Nessa semana, a Assembleia Legislativa aprovou projeto de lei que assegura o direito ao atendimento psicossocial prioritário aos responsáveis que se dedicam integralmente ao cuidado de pessoas com deficiência. Uma lei semelhante foi aprovada na Câmara Municipal de Natal.
Decisões judiciais
Com um aumento considerável no número de judicializações, as decisões precisariam serem uniformes, segundo análise e avaliação do advogado Airton Romero Ferraz, especialista no tema e a frente de vários casos de judicializações sobre autismo no Rio Grande do Norte.
O advogado cita como exemplo um acórdão feito recentemente no Tribunal de Justiça de Pernambuco (TJPE), que vem garantindo decisões uniformes, com respaldo médico e cientifico.
“O Tribunal de Justiça de Pernambuco elaborou por meio de um Acórdão onde teve a participação, em sua elaboração, de médicos e estudiosos da área voltado ao autismo, diretrizes a ser seguida por todos os juízes e desembargadores quando o assunto for o direito dos Autistas.

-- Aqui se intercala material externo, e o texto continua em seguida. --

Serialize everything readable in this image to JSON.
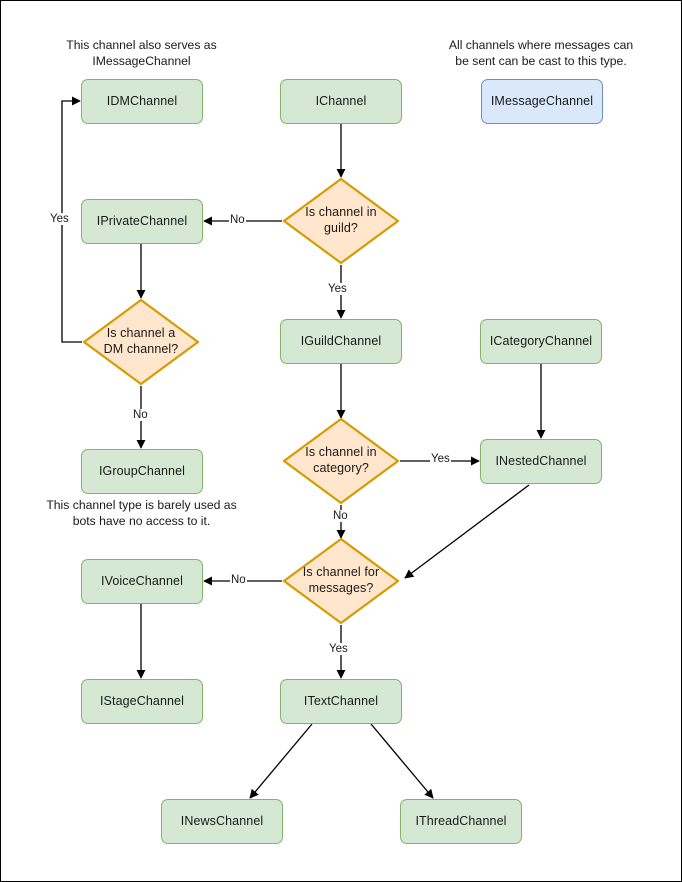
{
  "diagram": {
    "title": "Discord channel interface type decision flowchart",
    "colors": {
      "green_fill": "#d5e8d4",
      "green_stroke": "#82b366",
      "blue_fill": "#dae8fc",
      "blue_stroke": "#6c8ebf",
      "orange_fill": "#ffe6cc",
      "orange_stroke": "#d79b00",
      "edge_stroke": "#000000",
      "text": "#1a1a1a",
      "page_border": "#000000",
      "background": "#ffffff"
    },
    "notes": [
      {
        "id": "note-dm",
        "text": "This channel also serves as\nIMessageChannel"
      },
      {
        "id": "note-message",
        "text": "All channels where messages can\nbe sent can be cast to this type."
      },
      {
        "id": "note-group",
        "text": "This channel type is barely used as\nbots have no access to it."
      }
    ],
    "nodes": [
      {
        "id": "idmchannel",
        "label": "IDMChannel",
        "shape": "box",
        "color": "green"
      },
      {
        "id": "ichannel",
        "label": "IChannel",
        "shape": "box",
        "color": "green"
      },
      {
        "id": "imessagechannel",
        "label": "IMessageChannel",
        "shape": "box",
        "color": "blue"
      },
      {
        "id": "iprivatechannel",
        "label": "IPrivateChannel",
        "shape": "box",
        "color": "green"
      },
      {
        "id": "isguild",
        "label": "Is channel in\nguild?",
        "shape": "diamond",
        "color": "orange"
      },
      {
        "id": "isdm",
        "label": "Is channel a\nDM channel?",
        "shape": "diamond",
        "color": "orange"
      },
      {
        "id": "iguildchannel",
        "label": "IGuildChannel",
        "shape": "box",
        "color": "green"
      },
      {
        "id": "icategorychannel",
        "label": "ICategoryChannel",
        "shape": "box",
        "color": "green"
      },
      {
        "id": "igroupchannel",
        "label": "IGroupChannel",
        "shape": "box",
        "color": "green"
      },
      {
        "id": "iscategory",
        "label": "Is channel in\ncategory?",
        "shape": "diamond",
        "color": "orange"
      },
      {
        "id": "inestedchannel",
        "label": "INestedChannel",
        "shape": "box",
        "color": "green"
      },
      {
        "id": "ismessages",
        "label": "Is channel for\nmessages?",
        "shape": "diamond",
        "color": "orange"
      },
      {
        "id": "ivoicechannel",
        "label": "IVoiceChannel",
        "shape": "box",
        "color": "green"
      },
      {
        "id": "istagechannel",
        "label": "IStageChannel",
        "shape": "box",
        "color": "green"
      },
      {
        "id": "itextchannel",
        "label": "ITextChannel",
        "shape": "box",
        "color": "green"
      },
      {
        "id": "inewschannel",
        "label": "INewsChannel",
        "shape": "box",
        "color": "green"
      },
      {
        "id": "ithreadchannel",
        "label": "IThreadChannel",
        "shape": "box",
        "color": "green"
      }
    ],
    "edge_labels": [
      {
        "id": "label-guild-no",
        "text": "No"
      },
      {
        "id": "label-guild-yes",
        "text": "Yes"
      },
      {
        "id": "label-dm-yes",
        "text": "Yes"
      },
      {
        "id": "label-dm-no",
        "text": "No"
      },
      {
        "id": "label-category-yes",
        "text": "Yes"
      },
      {
        "id": "label-category-no",
        "text": "No"
      },
      {
        "id": "label-messages-no",
        "text": "No"
      },
      {
        "id": "label-messages-yes",
        "text": "Yes"
      }
    ],
    "edges": [
      {
        "from": "ichannel",
        "to": "isguild",
        "label": ""
      },
      {
        "from": "isguild",
        "to": "iprivatechannel",
        "label": "No"
      },
      {
        "from": "isguild",
        "to": "iguildchannel",
        "label": "Yes"
      },
      {
        "from": "iprivatechannel",
        "to": "isdm",
        "label": ""
      },
      {
        "from": "isdm",
        "to": "idmchannel",
        "label": "Yes"
      },
      {
        "from": "isdm",
        "to": "igroupchannel",
        "label": "No"
      },
      {
        "from": "iguildchannel",
        "to": "iscategory",
        "label": ""
      },
      {
        "from": "iscategory",
        "to": "inestedchannel",
        "label": "Yes"
      },
      {
        "from": "iscategory",
        "to": "ismessages",
        "label": "No"
      },
      {
        "from": "icategorychannel",
        "to": "inestedchannel",
        "label": ""
      },
      {
        "from": "inestedchannel",
        "to": "ismessages",
        "label": ""
      },
      {
        "from": "ismessages",
        "to": "ivoicechannel",
        "label": "No"
      },
      {
        "from": "ismessages",
        "to": "itextchannel",
        "label": "Yes"
      },
      {
        "from": "ivoicechannel",
        "to": "istagechannel",
        "label": ""
      },
      {
        "from": "itextchannel",
        "to": "inewschannel",
        "label": ""
      },
      {
        "from": "itextchannel",
        "to": "ithreadchannel",
        "label": ""
      }
    ]
  }
}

Já aqui no RN isso ainda não existe e com isso, lá alguns direitos são garantidos pela justiça e aqui no RN não o são, como por exemplo, as terapias em ambiente domiciliar e escolar, pois uma parte do tratamento deveria ser em seu ambiente natural, buscando com isso, dar uma melhor qualidade de vida as pessoas com transtorno do espectro autista e as suas familias consequentemente”, explica o advogado.
“Ainda estamos longe de poder dizer, que no Rio Grande do Norte, as pessoas com transtorno do espectro autista, possuem seus direitos respeitados, pois, por exemplo, as terapias e tratamentos ainda são muito caros, são diários e dependem de um conjunto de profissionais, tais como: Psicólogos, Fonoaudiólogos e Terapeutas Ocupacionais. A maioria das pessoas, que não possuem planos de saúde e dependem da rede pública, não possuem acesso a esses tratamentos com a intensidade, periodicidade e qualidade que deveriam ter”, finaliza.